L'exemple le plus parlant est celui du chien de race qui est différent de tous les précédents. C'est déstabilisant pour les propriétaires qui ont eu plusieurs chiens de cette même race, ou de l'élevage ou du refuge qu'ils connaissent depuis toujours, de se trouver soudain face à une « exception », par comparaison avec ce qu'ils avaient connu jusque là.

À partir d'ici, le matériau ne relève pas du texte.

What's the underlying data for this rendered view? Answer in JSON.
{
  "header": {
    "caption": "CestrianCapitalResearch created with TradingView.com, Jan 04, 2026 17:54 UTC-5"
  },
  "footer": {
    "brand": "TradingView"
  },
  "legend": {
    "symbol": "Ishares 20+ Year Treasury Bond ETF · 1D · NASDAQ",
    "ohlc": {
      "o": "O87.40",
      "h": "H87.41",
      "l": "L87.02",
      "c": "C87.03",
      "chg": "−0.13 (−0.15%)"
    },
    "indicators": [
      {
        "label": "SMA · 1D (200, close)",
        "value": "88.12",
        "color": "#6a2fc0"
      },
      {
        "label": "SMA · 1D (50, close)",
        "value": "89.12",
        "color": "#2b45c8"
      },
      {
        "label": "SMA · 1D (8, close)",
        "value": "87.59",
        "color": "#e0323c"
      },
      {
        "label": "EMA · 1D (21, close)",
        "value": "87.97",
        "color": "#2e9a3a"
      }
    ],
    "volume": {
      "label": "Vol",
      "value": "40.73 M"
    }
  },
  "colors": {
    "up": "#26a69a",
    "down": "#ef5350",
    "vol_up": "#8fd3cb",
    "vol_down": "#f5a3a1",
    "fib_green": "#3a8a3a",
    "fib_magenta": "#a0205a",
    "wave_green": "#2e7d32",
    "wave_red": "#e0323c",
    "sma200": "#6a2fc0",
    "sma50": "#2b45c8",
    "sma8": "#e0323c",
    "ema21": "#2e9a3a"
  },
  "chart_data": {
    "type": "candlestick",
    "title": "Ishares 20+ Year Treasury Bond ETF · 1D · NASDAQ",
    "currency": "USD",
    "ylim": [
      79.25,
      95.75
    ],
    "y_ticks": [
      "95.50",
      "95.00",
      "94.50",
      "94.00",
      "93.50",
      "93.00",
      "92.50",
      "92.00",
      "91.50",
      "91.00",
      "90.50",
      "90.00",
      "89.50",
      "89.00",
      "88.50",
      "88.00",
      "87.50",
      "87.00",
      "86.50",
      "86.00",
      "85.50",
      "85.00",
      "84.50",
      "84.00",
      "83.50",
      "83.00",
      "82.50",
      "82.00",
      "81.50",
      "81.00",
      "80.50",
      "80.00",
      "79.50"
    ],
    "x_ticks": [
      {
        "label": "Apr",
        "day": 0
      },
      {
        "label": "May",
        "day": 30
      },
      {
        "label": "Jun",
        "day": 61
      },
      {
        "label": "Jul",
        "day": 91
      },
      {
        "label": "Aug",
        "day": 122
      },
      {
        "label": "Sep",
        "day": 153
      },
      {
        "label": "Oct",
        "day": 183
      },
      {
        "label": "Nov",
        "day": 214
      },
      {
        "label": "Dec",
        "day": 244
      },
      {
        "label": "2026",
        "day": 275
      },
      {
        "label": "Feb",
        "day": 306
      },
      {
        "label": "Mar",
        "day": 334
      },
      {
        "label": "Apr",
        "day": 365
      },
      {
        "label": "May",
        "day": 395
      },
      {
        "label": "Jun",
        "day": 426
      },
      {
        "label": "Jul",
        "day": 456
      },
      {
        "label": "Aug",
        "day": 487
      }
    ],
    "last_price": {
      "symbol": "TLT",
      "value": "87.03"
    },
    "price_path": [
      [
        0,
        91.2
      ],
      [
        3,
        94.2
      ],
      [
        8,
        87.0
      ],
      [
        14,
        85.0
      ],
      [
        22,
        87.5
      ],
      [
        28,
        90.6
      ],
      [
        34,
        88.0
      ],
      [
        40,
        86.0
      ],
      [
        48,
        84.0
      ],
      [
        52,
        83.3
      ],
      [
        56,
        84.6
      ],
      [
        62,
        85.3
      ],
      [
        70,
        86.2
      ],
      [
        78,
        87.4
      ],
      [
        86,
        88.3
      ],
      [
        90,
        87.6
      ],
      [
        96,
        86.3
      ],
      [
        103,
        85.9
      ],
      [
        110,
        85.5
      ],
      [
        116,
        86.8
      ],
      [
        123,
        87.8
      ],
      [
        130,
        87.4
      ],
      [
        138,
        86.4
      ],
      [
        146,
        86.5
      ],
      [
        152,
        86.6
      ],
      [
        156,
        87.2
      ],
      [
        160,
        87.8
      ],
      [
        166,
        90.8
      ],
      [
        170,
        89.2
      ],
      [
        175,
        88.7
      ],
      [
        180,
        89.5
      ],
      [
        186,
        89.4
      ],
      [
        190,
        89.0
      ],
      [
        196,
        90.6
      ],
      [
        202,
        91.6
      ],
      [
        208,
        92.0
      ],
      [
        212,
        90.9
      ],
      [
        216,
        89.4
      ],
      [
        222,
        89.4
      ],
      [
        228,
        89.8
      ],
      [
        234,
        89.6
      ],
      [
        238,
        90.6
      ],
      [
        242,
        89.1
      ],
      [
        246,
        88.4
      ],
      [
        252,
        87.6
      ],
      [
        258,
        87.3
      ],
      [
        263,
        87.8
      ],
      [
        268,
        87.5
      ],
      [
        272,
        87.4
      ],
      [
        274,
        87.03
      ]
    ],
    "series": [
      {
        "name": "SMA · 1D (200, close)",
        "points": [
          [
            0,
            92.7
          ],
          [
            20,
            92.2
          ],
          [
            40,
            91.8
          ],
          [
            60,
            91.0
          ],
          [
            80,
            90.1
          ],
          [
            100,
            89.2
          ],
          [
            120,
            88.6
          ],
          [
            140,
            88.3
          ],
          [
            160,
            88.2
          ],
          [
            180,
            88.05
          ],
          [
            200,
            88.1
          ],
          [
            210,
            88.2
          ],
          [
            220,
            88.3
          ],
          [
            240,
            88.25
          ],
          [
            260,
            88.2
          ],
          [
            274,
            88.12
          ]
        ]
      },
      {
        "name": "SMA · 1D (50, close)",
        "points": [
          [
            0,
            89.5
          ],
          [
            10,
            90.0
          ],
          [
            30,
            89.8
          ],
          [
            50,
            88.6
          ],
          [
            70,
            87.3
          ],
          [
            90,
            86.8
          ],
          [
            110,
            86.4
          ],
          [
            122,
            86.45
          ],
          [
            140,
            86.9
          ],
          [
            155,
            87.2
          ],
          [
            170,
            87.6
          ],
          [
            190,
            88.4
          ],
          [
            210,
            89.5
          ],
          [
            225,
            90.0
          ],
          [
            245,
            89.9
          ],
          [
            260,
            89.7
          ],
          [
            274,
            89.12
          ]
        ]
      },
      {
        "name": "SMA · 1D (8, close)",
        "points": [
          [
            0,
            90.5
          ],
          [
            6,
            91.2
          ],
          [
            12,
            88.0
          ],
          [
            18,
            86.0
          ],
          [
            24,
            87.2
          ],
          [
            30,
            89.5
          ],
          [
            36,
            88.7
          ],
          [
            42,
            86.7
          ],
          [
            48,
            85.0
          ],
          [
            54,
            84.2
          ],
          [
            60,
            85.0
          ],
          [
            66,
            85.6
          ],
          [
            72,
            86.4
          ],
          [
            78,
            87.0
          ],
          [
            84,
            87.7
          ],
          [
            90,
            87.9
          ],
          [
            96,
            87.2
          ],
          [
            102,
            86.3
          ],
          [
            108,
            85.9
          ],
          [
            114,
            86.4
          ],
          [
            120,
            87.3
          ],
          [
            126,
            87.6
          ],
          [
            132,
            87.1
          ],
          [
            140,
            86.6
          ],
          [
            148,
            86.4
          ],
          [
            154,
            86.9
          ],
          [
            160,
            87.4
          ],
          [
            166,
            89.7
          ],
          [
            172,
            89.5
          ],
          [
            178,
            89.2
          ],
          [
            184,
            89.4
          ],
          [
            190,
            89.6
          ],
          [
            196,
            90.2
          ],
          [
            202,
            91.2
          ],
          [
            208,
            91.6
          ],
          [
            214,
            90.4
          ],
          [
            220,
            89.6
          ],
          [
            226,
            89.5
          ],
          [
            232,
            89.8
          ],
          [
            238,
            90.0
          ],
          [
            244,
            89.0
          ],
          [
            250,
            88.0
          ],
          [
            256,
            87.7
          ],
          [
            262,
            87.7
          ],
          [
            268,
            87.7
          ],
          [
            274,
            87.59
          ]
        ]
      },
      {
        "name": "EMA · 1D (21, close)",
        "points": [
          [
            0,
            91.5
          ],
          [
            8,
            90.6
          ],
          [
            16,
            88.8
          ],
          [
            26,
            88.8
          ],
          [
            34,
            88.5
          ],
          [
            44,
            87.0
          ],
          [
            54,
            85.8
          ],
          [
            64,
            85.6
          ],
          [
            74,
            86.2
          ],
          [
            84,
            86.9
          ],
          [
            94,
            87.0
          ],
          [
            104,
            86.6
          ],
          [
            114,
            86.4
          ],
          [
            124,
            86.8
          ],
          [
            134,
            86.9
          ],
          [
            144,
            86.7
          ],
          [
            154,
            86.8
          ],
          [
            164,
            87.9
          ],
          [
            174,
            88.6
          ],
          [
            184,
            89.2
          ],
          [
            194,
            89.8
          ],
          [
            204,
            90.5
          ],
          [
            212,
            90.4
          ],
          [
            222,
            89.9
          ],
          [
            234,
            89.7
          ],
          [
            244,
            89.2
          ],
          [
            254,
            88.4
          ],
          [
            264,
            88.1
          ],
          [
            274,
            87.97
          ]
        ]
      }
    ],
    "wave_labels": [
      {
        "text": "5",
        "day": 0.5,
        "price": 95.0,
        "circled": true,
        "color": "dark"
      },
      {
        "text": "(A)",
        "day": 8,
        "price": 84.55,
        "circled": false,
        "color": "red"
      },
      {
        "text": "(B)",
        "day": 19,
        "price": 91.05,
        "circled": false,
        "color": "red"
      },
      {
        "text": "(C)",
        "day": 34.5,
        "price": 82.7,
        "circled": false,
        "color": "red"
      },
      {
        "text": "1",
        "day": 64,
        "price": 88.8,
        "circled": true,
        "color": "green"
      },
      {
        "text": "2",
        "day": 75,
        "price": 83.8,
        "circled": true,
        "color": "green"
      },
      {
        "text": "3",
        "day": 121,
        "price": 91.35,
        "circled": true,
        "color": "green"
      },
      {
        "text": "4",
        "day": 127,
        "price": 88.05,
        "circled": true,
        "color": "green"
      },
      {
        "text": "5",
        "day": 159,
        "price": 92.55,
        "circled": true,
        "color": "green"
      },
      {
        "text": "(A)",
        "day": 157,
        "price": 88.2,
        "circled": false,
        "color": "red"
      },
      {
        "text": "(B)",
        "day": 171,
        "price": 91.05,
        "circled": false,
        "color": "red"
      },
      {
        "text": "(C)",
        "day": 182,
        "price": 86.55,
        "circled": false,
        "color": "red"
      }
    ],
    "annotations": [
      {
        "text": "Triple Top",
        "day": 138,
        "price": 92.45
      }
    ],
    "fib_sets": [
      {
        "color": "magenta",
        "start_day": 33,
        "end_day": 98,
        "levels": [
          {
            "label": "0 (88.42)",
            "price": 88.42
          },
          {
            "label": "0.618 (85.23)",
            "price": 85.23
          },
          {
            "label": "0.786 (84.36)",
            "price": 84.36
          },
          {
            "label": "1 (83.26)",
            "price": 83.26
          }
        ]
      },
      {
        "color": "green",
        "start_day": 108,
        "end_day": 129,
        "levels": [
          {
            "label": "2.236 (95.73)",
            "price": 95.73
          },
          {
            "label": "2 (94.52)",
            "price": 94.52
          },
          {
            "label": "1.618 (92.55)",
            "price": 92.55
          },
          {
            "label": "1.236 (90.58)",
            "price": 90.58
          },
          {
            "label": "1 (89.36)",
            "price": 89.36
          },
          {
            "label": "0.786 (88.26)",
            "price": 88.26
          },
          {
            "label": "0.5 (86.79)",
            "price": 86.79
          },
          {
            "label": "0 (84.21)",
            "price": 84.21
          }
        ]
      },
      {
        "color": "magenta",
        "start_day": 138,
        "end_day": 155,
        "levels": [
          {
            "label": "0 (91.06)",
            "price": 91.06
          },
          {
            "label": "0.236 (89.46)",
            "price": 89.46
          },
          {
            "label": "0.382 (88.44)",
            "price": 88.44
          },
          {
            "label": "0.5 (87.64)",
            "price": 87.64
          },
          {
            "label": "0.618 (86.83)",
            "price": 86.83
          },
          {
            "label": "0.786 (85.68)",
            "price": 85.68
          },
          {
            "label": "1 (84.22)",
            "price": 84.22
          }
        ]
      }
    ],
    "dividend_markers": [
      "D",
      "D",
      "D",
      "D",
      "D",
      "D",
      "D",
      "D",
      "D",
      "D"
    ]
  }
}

Qui de l'inné ou de l'acquis ?

En réalité il s'agit simplement d'une autre individualité, d'un animal qui a son caractère particulier, qui prend l'ascendant sur les traits observés dans la race, généralement.
Par référence, nous pensons que puisque tous les chihuahuas /labradors /saint-bernard que l'on a eus jusqu'à présent étaient faciles à vivre, un « rebelle » qui arriverait dans la famille représenterait une anomalie incompréhensible, donc inquiétante.
L'humain a besoin de se rassurer en identifiant et en catégorisant clairement les éléments, dans un ordre qu'il détermine auparavant. La classification des chiens en différents groupes fait partie de cette logique. Pourtant, il est important de considérer chaque individu comme une entité à part entière, et pas seulement comme un chien de telle ou telle race. Car son patrimoine génétique, s'il est considérablement impliqué dans le comportement, n'est pas le seul responsable de ce que l'animal développe au fil du temps.

Il ne sera pas le même
que son frère, son père
ou son cousin

Tous les apprentissages qu'il aura fait depuis sa naissance l'auront modifié et feront que, à cause de (ou grâce à) ce qu'il aura expérimenté, il ne sera pas le même que son frère, son père ou son cousin. Les situations négatives, douloureuses, voire anxiogènes que le chien pourra avoir vécues laissent des souvenirs qu'il est plus ou moins facile de gommer. Mais il n'y a pas que les traumatismes qui tracent un profil émotionnel particulier : les bonnes expériences aussi, heureusement. Par exemple, si un chien a développé une relation proche avec un chat, il aura moins de mal à accepter un nouveau venu dans la famille que si, au contraire, il n'en avait jamais connu.
Finalement, la leçon à retenir est qu'on ne peut pas savoir à coup sûr vers quoi on s'engage en adoptant un chien. En faisant une bonne analyse initiale et en étant attentif à la réalité éthologique, on limite largement les risques de surprise.